INDIANAPOLIS (WISH) – Perry Township heads back to class Wednesday. This year, two of the district’s elementary schools are in for a big change. Jeremiah Gray and Rosa Parks are introducing new curriculum to help students think outside the box.
Jeremiah Gray and Rosa Parks are implementing Project Lead the Way at the K-5 level. It’s called Launch. PLTW provides a STEM approach which focuses on science, technology, engineering and math. The Launch arm of PLTW has only been available for a few years making Jeremiah Gray and Rosa parks some of the first elementary schools in the state to bring it on board.
Jeremiah Gray Elementary School Principal Doug Smith says PLTW Launch will give his students a leg up when it comes to life in the real world.

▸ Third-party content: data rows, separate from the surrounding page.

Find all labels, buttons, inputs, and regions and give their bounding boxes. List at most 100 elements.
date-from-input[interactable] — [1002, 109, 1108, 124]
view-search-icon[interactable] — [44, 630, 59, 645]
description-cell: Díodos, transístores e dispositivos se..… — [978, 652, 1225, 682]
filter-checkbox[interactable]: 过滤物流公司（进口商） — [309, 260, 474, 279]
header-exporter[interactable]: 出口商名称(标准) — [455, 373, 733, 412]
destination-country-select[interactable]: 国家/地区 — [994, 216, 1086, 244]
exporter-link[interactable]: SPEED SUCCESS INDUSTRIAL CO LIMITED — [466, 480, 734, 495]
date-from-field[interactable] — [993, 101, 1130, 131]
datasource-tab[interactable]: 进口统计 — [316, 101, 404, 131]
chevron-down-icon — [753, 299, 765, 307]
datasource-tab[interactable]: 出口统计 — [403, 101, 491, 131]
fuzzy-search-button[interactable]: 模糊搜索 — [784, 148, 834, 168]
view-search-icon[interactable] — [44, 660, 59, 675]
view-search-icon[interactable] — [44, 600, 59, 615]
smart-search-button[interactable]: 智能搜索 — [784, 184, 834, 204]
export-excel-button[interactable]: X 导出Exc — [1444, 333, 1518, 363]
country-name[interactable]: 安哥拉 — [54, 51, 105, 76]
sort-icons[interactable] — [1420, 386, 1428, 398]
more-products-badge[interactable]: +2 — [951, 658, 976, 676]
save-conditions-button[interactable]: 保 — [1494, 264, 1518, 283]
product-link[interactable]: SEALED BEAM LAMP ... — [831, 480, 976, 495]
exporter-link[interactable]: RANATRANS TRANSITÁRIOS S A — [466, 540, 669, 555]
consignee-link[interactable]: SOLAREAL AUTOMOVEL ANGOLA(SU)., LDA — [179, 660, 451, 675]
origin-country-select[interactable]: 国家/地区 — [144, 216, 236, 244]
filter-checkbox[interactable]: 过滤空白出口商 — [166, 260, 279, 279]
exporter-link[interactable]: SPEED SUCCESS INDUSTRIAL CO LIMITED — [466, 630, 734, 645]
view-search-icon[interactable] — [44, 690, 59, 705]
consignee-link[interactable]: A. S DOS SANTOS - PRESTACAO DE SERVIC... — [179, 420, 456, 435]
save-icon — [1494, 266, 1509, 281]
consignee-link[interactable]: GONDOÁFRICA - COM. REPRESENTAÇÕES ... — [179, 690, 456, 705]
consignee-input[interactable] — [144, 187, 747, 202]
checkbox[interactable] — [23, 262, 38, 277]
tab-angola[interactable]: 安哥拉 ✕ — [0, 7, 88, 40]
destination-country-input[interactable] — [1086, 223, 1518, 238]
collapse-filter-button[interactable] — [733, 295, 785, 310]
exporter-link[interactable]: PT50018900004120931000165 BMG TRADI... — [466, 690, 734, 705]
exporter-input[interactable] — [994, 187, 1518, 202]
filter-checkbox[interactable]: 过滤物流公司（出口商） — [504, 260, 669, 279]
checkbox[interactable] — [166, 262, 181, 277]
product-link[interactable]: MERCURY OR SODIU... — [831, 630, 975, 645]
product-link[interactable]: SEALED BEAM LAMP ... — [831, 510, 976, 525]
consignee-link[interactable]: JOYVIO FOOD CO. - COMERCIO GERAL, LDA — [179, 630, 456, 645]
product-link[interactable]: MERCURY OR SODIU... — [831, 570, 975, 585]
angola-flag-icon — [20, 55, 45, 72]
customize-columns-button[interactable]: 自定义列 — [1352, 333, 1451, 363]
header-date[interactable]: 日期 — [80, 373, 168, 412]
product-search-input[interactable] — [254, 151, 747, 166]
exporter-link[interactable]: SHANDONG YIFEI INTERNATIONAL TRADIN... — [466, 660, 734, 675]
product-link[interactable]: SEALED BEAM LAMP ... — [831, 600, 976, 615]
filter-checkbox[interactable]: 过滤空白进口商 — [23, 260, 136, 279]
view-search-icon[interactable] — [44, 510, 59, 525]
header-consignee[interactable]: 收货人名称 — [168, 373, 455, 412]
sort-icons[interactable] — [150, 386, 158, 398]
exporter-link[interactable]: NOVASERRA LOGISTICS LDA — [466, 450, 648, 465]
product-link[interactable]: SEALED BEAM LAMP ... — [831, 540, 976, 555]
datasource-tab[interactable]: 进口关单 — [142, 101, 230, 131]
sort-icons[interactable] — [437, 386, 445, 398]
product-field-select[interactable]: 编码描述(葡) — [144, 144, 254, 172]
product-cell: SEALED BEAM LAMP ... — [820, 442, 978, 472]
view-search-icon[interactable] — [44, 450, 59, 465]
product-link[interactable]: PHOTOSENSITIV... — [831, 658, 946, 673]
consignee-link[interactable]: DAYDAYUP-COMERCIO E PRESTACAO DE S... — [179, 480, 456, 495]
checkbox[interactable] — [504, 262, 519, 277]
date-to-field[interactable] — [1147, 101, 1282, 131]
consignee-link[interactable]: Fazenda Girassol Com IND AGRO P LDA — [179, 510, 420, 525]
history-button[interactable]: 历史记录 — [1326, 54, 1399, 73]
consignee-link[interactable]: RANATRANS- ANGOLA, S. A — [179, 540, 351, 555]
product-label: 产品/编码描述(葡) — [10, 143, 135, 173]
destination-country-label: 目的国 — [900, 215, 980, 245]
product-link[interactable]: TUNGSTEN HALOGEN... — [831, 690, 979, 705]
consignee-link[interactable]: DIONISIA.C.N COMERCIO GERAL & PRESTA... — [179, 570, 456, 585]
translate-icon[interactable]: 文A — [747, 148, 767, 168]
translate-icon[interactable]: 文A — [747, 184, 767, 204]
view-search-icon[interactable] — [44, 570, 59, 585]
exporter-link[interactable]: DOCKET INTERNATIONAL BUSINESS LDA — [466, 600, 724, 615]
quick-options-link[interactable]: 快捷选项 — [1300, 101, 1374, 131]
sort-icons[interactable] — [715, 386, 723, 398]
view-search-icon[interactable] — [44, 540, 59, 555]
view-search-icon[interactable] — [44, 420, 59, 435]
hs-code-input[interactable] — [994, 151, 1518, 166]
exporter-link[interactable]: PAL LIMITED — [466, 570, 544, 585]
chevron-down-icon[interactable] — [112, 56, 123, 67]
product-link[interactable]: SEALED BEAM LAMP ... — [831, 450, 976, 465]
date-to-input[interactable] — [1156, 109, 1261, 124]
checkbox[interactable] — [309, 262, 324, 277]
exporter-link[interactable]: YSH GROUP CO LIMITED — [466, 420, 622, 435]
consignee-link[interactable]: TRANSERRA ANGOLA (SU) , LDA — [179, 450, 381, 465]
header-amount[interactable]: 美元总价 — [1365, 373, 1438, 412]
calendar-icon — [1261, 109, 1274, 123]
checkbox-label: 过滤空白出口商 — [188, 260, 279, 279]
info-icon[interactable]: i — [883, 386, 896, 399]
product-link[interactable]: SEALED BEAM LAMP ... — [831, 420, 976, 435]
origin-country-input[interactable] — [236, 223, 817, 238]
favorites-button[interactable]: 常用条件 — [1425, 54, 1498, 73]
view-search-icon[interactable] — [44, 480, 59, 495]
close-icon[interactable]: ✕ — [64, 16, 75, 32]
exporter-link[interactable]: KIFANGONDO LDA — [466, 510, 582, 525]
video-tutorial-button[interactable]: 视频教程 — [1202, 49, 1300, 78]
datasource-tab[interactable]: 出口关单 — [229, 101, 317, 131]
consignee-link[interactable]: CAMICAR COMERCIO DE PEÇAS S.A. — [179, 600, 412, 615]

“Maybe one student has one approach to a problem and another student has a different approach and they solve the problem each their own way, but they each arrive at that same conclusion; being able to solve that problem,” said Smith.
Crissy Vandercook will be the lead teacher. Vandercook went through three days of intense Launch training and now will cycle through all of Jeremiah Gray’s elementary students by spending one hour a day, for about two weeks with each group. They’re hope is to provide hands-on experience like learning computer programming, diagnosing injuries and making casts, and seeing how engineers influence our everyday lives.
“Very excited. Like I said, it’s been something that I’d say really for the past five years that I saw as a need for our students to be successful in the future,” said Vandercook.
Perry Meridian High already implements Project Lead the Way. If the elementary pilots go well, they will expand to other Perry Township K-5’s, then to middle schools and academies. This will eventually provide all students in Perry Township hands-on learning from start to finish.
“Maybe opening their eyes to careers that they hadn’t thought about being a possibility for them,” said Smith.
“You can teach facts. You can teach math facts, you can teach how to do an equation all day long, but until students see that real-world application, in a fun way, how it applies to them and what they can really use it for, they don’t see the power of that learning,” said Vandercook.
For Vandercook and Smith it’s been about a year and a half of training and presentations. It’s time spent that they hope can impact Perry Township students for a lifetime.
Launch was approved by the school board. The start-up cost to buy the curriculum kits is about $50,000. Smith says that is a one-time purchase that will have much lower operating costs thereafter.